A nit-pick, but not entirely true. The set of events was: founder stepped aside from the board due to disagreements on direction, eventually resigned from the company, then (a good while later) the board opted to sell the company.

Perhaps the big mistake was the founder not taking as much of a bdfl approach to management as many do. Maybe. Who's to say.

> I avoid it. And Vivaldi still has miles to go before it can even barely touch the innovations that happened at Opera.

It's a long way off, and I swore I'd never trust closed-source again after the Presto project was lost. But given the current landscape (& growing misgivings[0] with Firefox management), Vivaldi is looking more and more tempting by the day.

[0] https://infosec.exchange/@edgalligan/109445234681947348



If I recall right, the founder was involved in the fiasco to abandon Presto in favour of Blink. I remember one of the reason he cited in defence for this is that Presto couldn't keep up with the increasing number of popular, broken websites they needed to support in "quirks" mode / compatibility mode (or something like that) and working with Google on Blink would really help with that. So I don't think he is entirely blameless. (But there's also the fact that all businessmen, especially new one, also make honest mistakes).

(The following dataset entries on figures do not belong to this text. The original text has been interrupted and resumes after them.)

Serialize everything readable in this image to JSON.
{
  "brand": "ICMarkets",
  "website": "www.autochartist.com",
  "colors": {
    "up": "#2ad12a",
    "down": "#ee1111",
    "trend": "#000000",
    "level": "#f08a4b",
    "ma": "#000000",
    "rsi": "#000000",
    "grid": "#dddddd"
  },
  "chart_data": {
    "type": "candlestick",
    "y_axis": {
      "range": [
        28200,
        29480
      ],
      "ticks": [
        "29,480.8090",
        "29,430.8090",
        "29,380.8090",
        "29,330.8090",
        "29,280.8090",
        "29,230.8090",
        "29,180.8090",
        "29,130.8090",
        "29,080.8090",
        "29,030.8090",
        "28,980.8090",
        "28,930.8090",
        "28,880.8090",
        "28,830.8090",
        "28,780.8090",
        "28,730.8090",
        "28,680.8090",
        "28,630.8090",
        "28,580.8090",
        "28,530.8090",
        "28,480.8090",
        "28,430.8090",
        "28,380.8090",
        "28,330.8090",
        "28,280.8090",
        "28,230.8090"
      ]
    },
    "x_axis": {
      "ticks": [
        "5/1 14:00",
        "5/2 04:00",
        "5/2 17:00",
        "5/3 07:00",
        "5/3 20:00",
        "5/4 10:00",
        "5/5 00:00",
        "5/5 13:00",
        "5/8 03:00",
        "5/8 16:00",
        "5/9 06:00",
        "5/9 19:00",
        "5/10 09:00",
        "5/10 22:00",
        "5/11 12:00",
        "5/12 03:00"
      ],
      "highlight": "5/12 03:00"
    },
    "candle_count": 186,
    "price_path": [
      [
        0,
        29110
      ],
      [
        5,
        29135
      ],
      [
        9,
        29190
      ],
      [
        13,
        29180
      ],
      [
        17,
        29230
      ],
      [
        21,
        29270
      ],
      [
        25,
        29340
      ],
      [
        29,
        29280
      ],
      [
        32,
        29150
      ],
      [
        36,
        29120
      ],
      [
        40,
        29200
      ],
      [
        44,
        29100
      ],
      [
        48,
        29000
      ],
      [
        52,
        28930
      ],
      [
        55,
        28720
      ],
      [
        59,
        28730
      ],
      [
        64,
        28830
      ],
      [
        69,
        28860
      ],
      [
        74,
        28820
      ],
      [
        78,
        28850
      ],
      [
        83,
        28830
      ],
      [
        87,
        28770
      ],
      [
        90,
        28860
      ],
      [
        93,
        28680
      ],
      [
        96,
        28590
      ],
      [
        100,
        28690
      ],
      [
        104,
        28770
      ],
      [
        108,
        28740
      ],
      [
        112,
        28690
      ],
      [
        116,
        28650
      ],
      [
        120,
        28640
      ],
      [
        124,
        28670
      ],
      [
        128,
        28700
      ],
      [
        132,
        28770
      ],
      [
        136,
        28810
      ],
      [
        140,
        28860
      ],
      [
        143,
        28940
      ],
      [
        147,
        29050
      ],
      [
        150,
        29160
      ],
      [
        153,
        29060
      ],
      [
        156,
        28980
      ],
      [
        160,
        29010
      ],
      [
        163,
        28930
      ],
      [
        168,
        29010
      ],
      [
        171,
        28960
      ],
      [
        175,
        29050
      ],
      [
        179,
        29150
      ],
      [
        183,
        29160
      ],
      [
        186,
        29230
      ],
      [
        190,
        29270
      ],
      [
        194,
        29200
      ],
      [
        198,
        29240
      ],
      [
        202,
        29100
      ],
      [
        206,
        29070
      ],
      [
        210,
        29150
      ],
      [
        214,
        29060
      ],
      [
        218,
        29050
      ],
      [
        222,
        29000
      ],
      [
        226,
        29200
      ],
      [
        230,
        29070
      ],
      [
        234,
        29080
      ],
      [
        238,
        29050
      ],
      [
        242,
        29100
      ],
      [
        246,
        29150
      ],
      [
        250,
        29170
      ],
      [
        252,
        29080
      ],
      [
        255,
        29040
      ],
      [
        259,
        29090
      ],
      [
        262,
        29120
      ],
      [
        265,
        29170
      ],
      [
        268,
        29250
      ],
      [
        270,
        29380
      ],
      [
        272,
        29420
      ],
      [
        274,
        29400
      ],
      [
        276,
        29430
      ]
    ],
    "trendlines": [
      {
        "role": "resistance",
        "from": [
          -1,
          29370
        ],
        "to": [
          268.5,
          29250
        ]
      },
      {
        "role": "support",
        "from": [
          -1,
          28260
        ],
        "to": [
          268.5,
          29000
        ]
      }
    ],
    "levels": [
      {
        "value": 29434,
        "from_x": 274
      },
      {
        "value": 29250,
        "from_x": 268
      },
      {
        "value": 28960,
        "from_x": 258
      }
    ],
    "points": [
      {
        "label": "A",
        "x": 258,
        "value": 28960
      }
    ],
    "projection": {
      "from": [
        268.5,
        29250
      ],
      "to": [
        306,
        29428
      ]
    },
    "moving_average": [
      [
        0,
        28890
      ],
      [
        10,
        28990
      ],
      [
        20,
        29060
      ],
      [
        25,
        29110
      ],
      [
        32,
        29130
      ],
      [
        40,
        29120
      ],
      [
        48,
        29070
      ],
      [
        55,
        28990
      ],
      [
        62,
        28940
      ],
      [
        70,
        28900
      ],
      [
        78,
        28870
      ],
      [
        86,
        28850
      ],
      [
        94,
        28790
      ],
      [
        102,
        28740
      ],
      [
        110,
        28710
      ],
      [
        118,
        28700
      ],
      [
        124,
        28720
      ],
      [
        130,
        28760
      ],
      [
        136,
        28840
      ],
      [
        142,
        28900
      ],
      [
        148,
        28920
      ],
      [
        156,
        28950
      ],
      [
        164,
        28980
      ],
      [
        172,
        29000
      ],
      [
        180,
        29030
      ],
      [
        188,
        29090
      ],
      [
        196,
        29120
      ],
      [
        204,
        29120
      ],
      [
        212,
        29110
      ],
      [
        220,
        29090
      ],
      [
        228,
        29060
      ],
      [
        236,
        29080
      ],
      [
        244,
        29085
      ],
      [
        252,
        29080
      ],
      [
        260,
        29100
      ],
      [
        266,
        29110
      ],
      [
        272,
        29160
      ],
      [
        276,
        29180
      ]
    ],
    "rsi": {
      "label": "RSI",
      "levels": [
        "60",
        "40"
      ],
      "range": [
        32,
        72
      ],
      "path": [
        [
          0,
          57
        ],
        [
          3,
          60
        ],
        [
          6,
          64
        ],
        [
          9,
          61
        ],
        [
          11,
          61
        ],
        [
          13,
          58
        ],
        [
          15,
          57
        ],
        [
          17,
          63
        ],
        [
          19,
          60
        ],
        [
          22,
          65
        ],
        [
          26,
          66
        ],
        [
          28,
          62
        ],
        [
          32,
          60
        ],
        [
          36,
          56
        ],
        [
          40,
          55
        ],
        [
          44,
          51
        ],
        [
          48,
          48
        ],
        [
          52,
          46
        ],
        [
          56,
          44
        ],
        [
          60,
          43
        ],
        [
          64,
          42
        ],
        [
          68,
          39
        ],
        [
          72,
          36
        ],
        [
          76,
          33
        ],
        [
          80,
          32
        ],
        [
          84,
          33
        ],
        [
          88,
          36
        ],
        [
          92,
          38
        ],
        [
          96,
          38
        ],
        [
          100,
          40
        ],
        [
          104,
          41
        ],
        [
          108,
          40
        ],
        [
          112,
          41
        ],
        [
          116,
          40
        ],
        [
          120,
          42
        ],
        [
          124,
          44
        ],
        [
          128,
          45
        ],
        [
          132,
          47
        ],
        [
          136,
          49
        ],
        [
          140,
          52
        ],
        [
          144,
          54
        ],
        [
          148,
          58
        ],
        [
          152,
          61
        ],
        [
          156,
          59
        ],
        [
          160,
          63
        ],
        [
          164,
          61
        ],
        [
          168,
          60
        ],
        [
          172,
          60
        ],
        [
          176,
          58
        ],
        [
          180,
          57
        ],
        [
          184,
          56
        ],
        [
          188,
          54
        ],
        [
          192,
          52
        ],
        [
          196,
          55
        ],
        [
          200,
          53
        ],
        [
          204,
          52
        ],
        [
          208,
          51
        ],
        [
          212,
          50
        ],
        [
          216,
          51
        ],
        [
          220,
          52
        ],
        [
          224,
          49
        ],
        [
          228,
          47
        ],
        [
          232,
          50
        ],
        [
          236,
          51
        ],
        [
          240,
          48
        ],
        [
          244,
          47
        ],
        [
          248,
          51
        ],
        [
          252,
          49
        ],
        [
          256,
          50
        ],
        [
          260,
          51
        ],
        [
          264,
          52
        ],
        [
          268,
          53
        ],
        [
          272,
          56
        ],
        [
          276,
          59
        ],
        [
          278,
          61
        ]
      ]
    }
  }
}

It's a pity that Vivaldi doesn't see the business potential in building another new browser engine. With Mozilla making Firefox an adware crap, I think Vivaldi may even be able to get half a million dollar in online funding for the promise of another open source browser engine. Projects like Netsurf and SerenityOS browser already have done half the work and just need an experienced and talented leadership to give them momentum and Vivaldi can certainly provide that ... Even Webkit is quite decent and just needs a multi-platform push.


Not sure how long it was brewing internally, but the decision to move from Presto to Webkit was publicly announced in 2013; von Tetzchner stepped down in 2010 & resigned in 2011.

> the fact that all businessmen, especially new one, also make honest mistakes

But yes, absolutely this. The repeated decision to forgo open-sourcing is (imo) a fatal mistake - it's the number 1 cited reason for people not switching to Vivaldi & also the real tragedy of Presto's shutdown: no possibility of a community fork - for what was an engine that always outperformed all competitors efficiency-wise (Webkit was faster when coupled with new hw & a brick tonne of RAM, but still knocks out even the fanciest setups today when you open more than a tab or three).